Save the feature data from the dataset (i.e. the vectors representing the digits) and the respective target labels in two different variables *X* and *y*.

In [19]:
X = digits.data
y = digits.target

### Task 1.1.3 Split train and test data

Split all data into train and test set, denoting your training set *(X_train, y_train)* and your test set *(X_test, y_test)*. We want to have 70% of the samples for training and 30% of the samples for testing.

In [23]:
batchsize = int(len(X) * 0.7)
X_train = X[:batchsize]
y_train = y[:batchsize]
X_test = X[batchsize:]
y_test = y[batchsize:]

## Task 1.2 Bagging Classifier

### Task 1.2.1 Train Classifier

Create a **Bagging Classifier** object and train it on the given training data you got from task 1.1.3. You can play with different sets of parameters for the classifier (such as number of estimators etc.), but please keep the original base estimator (i.e. decision tree).

In [27]:
bc = BaggingClassifier(n_estimators=50, max_samples=20, n_jobs=8)

bc_model = bc.fit(X_train, y_train)

### Task 1.2.2 Evaluate Classifier

Now it's time to see how the classifier performs. Make the prediction of target labels *y_pred* based on the test samples and print the accuracy of the model.

In [28]:
y_pred = bc_model.predict(X_test)

bc_accuracy = np.sum(y_pred == y_test) / len(y_pred)

print("Accuracy of Bagging Classifier on Digits Dataset: %.4f" % bc_accuracy)

Accuracy of Bagging Classifier on Digits Dataset: 0.7556


Great, you're done! Now it's time to do the same few steps using the AdaBoost classifier.
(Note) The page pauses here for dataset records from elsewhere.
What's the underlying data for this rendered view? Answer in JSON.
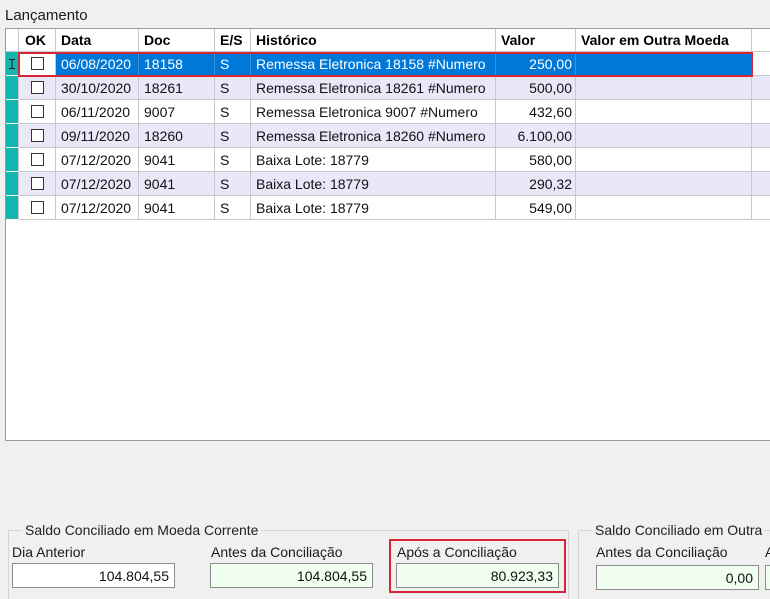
{
  "colors": {
    "window_background": "#f0f0f0",
    "row_indicator": "#13b5b1",
    "selection": "#0078d7",
    "alternate_row": "#e8e8f8",
    "readonly_field": "#f0fff0",
    "annotation_highlight": "#d72638"
  },
  "lancamento": {
    "label": "Lançamento",
    "columns": {
      "ok": "OK",
      "data": "Data",
      "doc": "Doc",
      "es": "E/S",
      "historico": "Histórico",
      "valor": "Valor",
      "valor_outra_moeda": "Valor em Outra Moeda"
    },
    "rows": [
      {
        "selected": true,
        "indicator_icon": "insert-cursor-icon",
        "ok": false,
        "data": "06/08/2020",
        "doc": "18158",
        "es": "S",
        "historico": "Remessa Eletronica 18158 #Numero",
        "valor": "250,00"
      },
      {
        "ok": false,
        "data": "30/10/2020",
        "doc": "18261",
        "es": "S",
        "historico": "Remessa Eletronica 18261 #Numero",
        "valor": "500,00"
      },
      {
        "ok": false,
        "data": "06/11/2020",
        "doc": "9007",
        "es": "S",
        "historico": "Remessa Eletronica 9007 #Numero",
        "valor": "432,60"
      },
      {
        "ok": false,
        "data": "09/11/2020",
        "doc": "18260",
        "es": "S",
        "historico": "Remessa Eletronica 18260 #Numero",
        "valor": "6.100,00"
      },
      {
        "ok": false,
        "data": "07/12/2020",
        "doc": "9041",
        "es": "S",
        "historico": "Baixa Lote: 18779",
        "valor": "580,00"
      },
      {
        "ok": false,
        "data": "07/12/2020",
        "doc": "9041",
        "es": "S",
        "historico": "Baixa Lote: 18779",
        "valor": "290,32"
      },
      {
        "ok": false,
        "data": "07/12/2020",
        "doc": "9041",
        "es": "S",
        "historico": "Baixa Lote: 18779",
        "valor": "549,00"
      }
    ]
  },
  "saldo_moeda_corrente": {
    "legend": "Saldo Conciliado em Moeda Corrente",
    "dia_anterior": {
      "label": "Dia Anterior",
      "value": "104.804,55"
    },
    "antes_da_conciliacao": {
      "label": "Antes da Conciliação",
      "value": "104.804,55"
    },
    "apos_a_conciliacao": {
      "label": "Após a Conciliação",
      "value": "80.923,33"
    }
  },
  "saldo_outra_moeda": {
    "legend": "Saldo Conciliado em Outra",
    "antes_da_conciliacao": {
      "label": "Antes da Conciliação",
      "value": "0,00"
    },
    "next_label_partial": "A"
  }
}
## Task 1.3 AdaBoost Classifier

### Task 1.3.1 Train Classifier

Create an **AdaBoost Classifier** object and train it on the given training data you got from task 1.1.3. You can play with different sets of parameters for the classifier (such as number of estimators, learning rate etc.), but please keep the original base estimator (i.e. decision tree).

In [76]:
abc = AdaBoostClassifier(n_estimators=10, learning_rate=5., random_state=42)

abc_model = abc.fit(X_train, y_train)

### Task 1.3.2 Evaluate Classifier

Once again it's time to see how the classifier performs. Make the prediction of target labels *y_pred* based on the test samples and print the accuracy of the model.

In [77]:
y_pred = abc_model.predict(X_test)

abc_accuracy = np.sum(y_pred == y_test) / len(y_pred)

print("Accuracy of AdaBoost Classifier on Digits Dataset: %.4f" % abc_accuracy)

Accuracy of AdaBoost Classifier on Digits Dataset: 0.3685


_________________________

You're done! Are the accuracy results as you had expected? If not, feel free to adjust some parameters to maximize your outcome. Either way, you might have just written your very first ensemble classifiers in python!